Non sappiamo come era il paesaggio vegetazionale apuano in tempi preistorici o protostorici o anche più recentemente, ma paleontologi e bio storici nel corso delle loro ricerche, un’idea ce l’hanno data: sicuramente erano presenti, a quella quota, boschi di faggio, con abieti-faggete nelle valli più umide e calde, e così in tutto l’Appennino fino al limite della vegetazione arborea, intorno ai 1400-1600-1800 metri a seconda delle latitudini. In tali boschi vivevano grandi erbivori (cervi, caprioli, cinghiali) e grandi carnivori (lupi, orsi e linci) inseriti in comunità molto differenziate, ma certamente con densità estremamente basse.
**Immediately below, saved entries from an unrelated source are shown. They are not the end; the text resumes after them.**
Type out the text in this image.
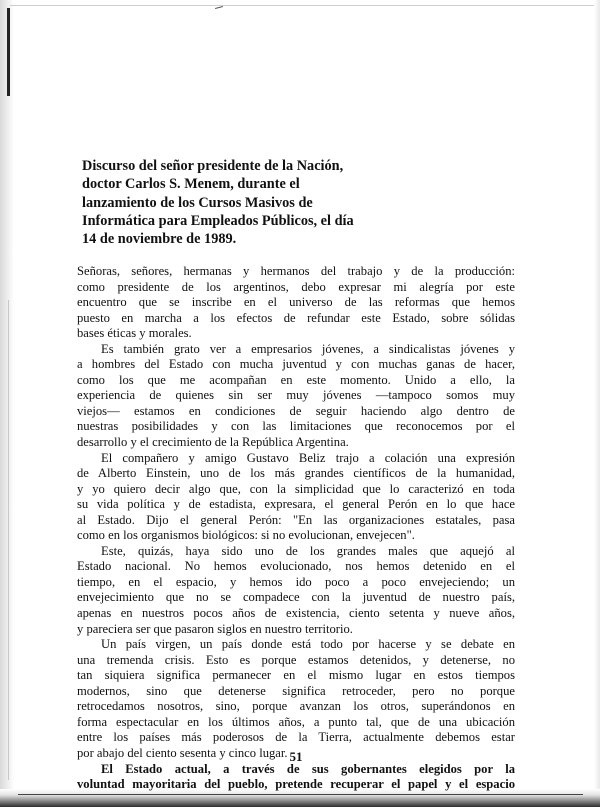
Discurso del señor presidente de la Nación,
doctor Carlos S. Menem, durante el
lanzamiento de los Cursos Masivos de
Informática para Empleados Públicos, el día
14 de noviembre de 1989.
Señoras, señores, hermanas y hermanos del trabajo y de la producción:
como presidente de los argentinos, debo expresar mi alegría por este
encuentro que se inscribe en el universo de las reformas que hemos
puesto en marcha a los efectos de refundar este Estado, sobre sólidas
bases éticas y morales.
Es también grato ver a empresarios jóvenes, a sindicalistas jóvenes y
a hombres del Estado con mucha juventud y con muchas ganas de hacer,
como los que me acompañan en este momento. Unido a ello, la
experiencia de quienes sin ser muy jóvenes —tampoco somos muy
viejos— estamos en condiciones de seguir haciendo algo dentro de
nuestras posibilidades y con las limitaciones que reconocemos por el
desarrollo y el crecimiento de la República Argentina.
El compañero y amigo Gustavo Beliz trajo a colación una expresión
de Alberto Einstein, uno de los más grandes científicos de la humanidad,
y yo quiero decir algo que, con la simplicidad que lo caracterizó en toda
su vida política y de estadista, expresara, el general Perón en lo que hace
al Estado. Dijo el general Perón: "En las organizaciones estatales, pasa
como en los organismos biológicos: si no evolucionan, envejecen".
Este, quizás, haya sido uno de los grandes males que aquejó al
Estado nacional. No hemos evolucionado, nos hemos detenido en el
tiempo, en el espacio, y hemos ido poco a poco envejeciendo; un
envejecimiento que no se compadece con la juventud de nuestro país,
apenas en nuestros pocos años de existencia, ciento setenta y nueve años,
y pareciera ser que pasaron siglos en nuestro territorio.
Un país virgen, un país donde está todo por hacerse y se debate en
una tremenda crisis. Esto es porque estamos detenidos, y detenerse, no
tan siquiera significa permanecer en el mismo lugar en estos tiempos
modernos, sino que detenerse significa retroceder, pero no porque
retrocedamos nosotros, sino, porque avanzan los otros, superándonos en
forma espectacular en los últimos años, a punto tal, que de una ubicación
entre los países más poderosos de la Tierra, actualmente debemos estar
por abajo del ciento sesenta y cinco lugar.
El Estado actual, a través de sus gobernantes elegidos por la
voluntad mayoritaria del pueblo, pretende recuperar el papel y el espacio
51
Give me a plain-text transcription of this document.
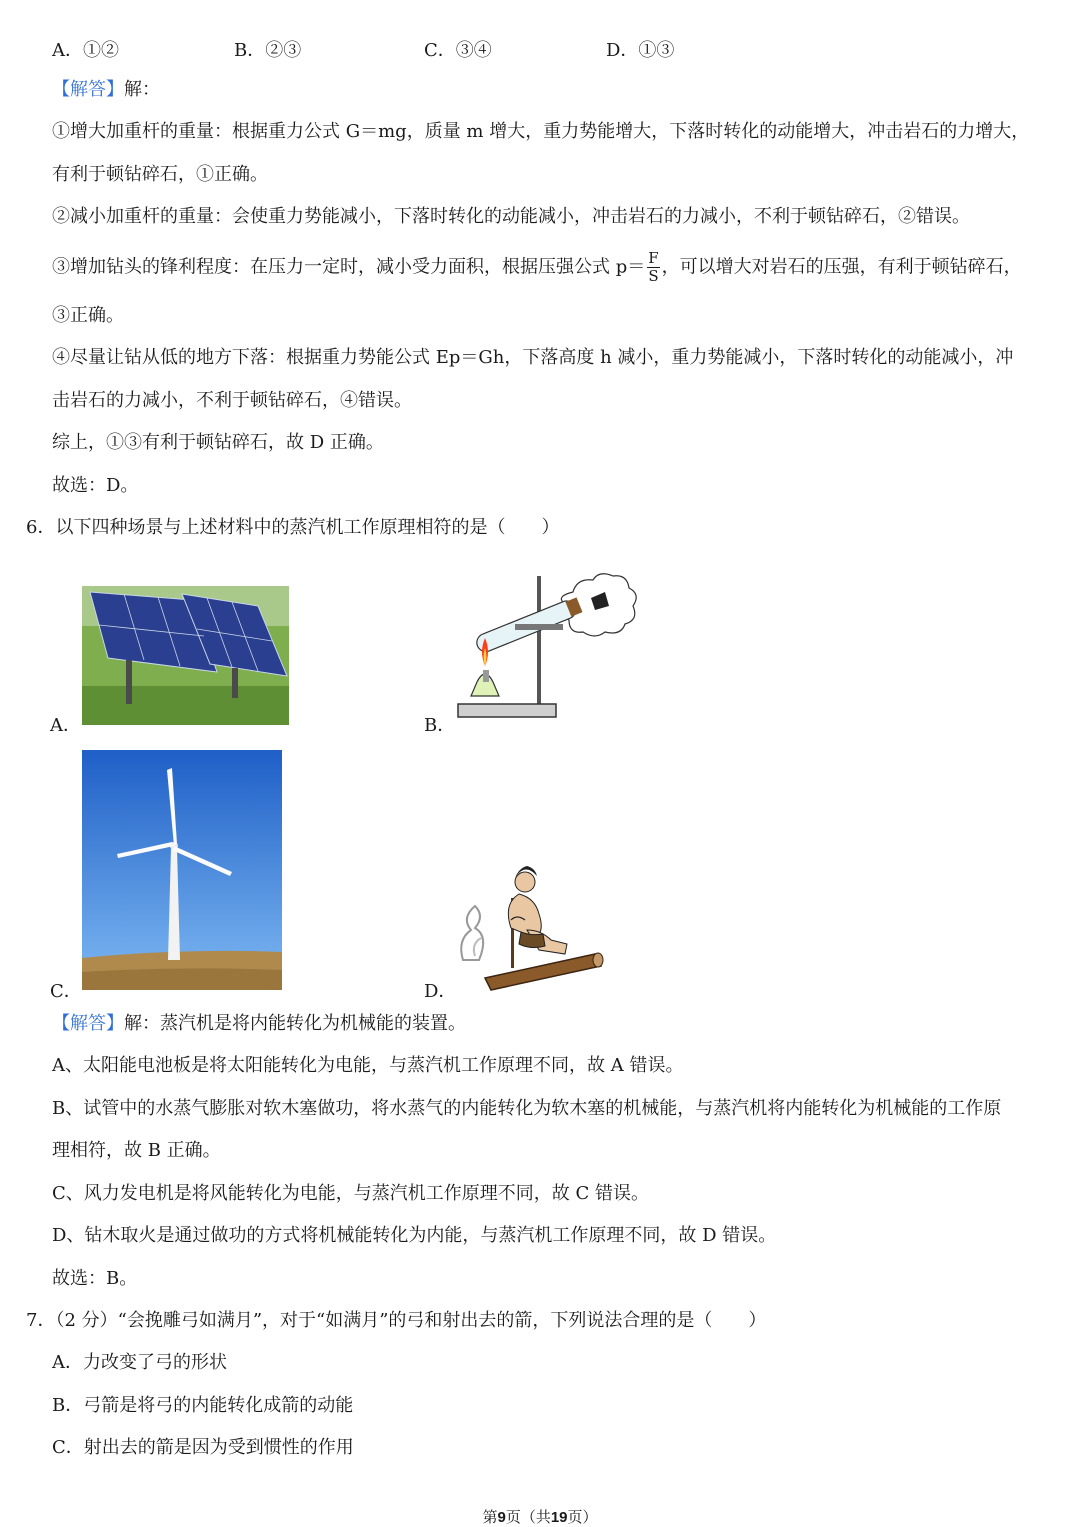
A．①②	B．②③	C．③④	D．①③
【解答】解：
①增大加重杆的重量：根据重力公式 G＝mg，质量 m 增大，重力势能增大，下落时转化的动能增大，冲击岩石的力增大，
有利于顿钻碎石，①正确。
②减小加重杆的重量：会使重力势能减小，下落时转化的动能减小，冲击岩石的力减小，不利于顿钻碎石，②错误。
③增加钻头的锋利程度：在压力一定时，减小受力面积，根据压强公式 $p= \frac{F}{S}$ ，可以增大对岩石的压强，有利于顿钻碎石，
③正确。
④尽量让钻从低的地方下落：根据重力势能公式 Ep＝Gh，下落高度 h 减小，重力势能减小，下落时转化的动能减小，冲
击岩石的力减小，不利于顿钻碎石，④错误。
综上，①③有利于顿钻碎石，故 D 正确。
故选：D。
6．以下四种场景与上述材料中的蒸汽机工作原理相符的是（　　）
A．	B．
C．	D．
【解答】解：蒸汽机是将内能转化为机械能的装置。
A、太阳能电池板是将太阳能转化为电能，与蒸汽机工作原理不同，故 A 错误。
B、试管中的水蒸气膨胀对软木塞做功，将水蒸气的内能转化为软木塞的机械能，与蒸汽机将内能转化为机械能的工作原
理相符，故 B 正确。
C、风力发电机是将风能转化为电能，与蒸汽机工作原理不同，故 C 错误。
D、钻木取火是通过做功的方式将机械能转化为内能，与蒸汽机工作原理不同，故 D 错误。
故选：B。
7．（2 分）“会挽雕弓如满月”，对于“如满月”的弓和射出去的箭，下列说法合理的是（　　）
A．力改变了弓的形状
B．弓箭是将弓的内能转化成箭的动能
C．射出去的箭是因为受到惯性的作用
第9页（共19页）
L’avvento, nel corso dei secoli e dei millenni, di un uomo, prima cacciatore e nomade, poi agricoltore e sedentario e infine allevatore transumante, ha sconvolto, più e più volte, l’ecologia di tali ambienti, piegandone funzioni e paesaggio ai propri usi e comportando variazioni nelle successioni ecologiche naturali, antropizzandole.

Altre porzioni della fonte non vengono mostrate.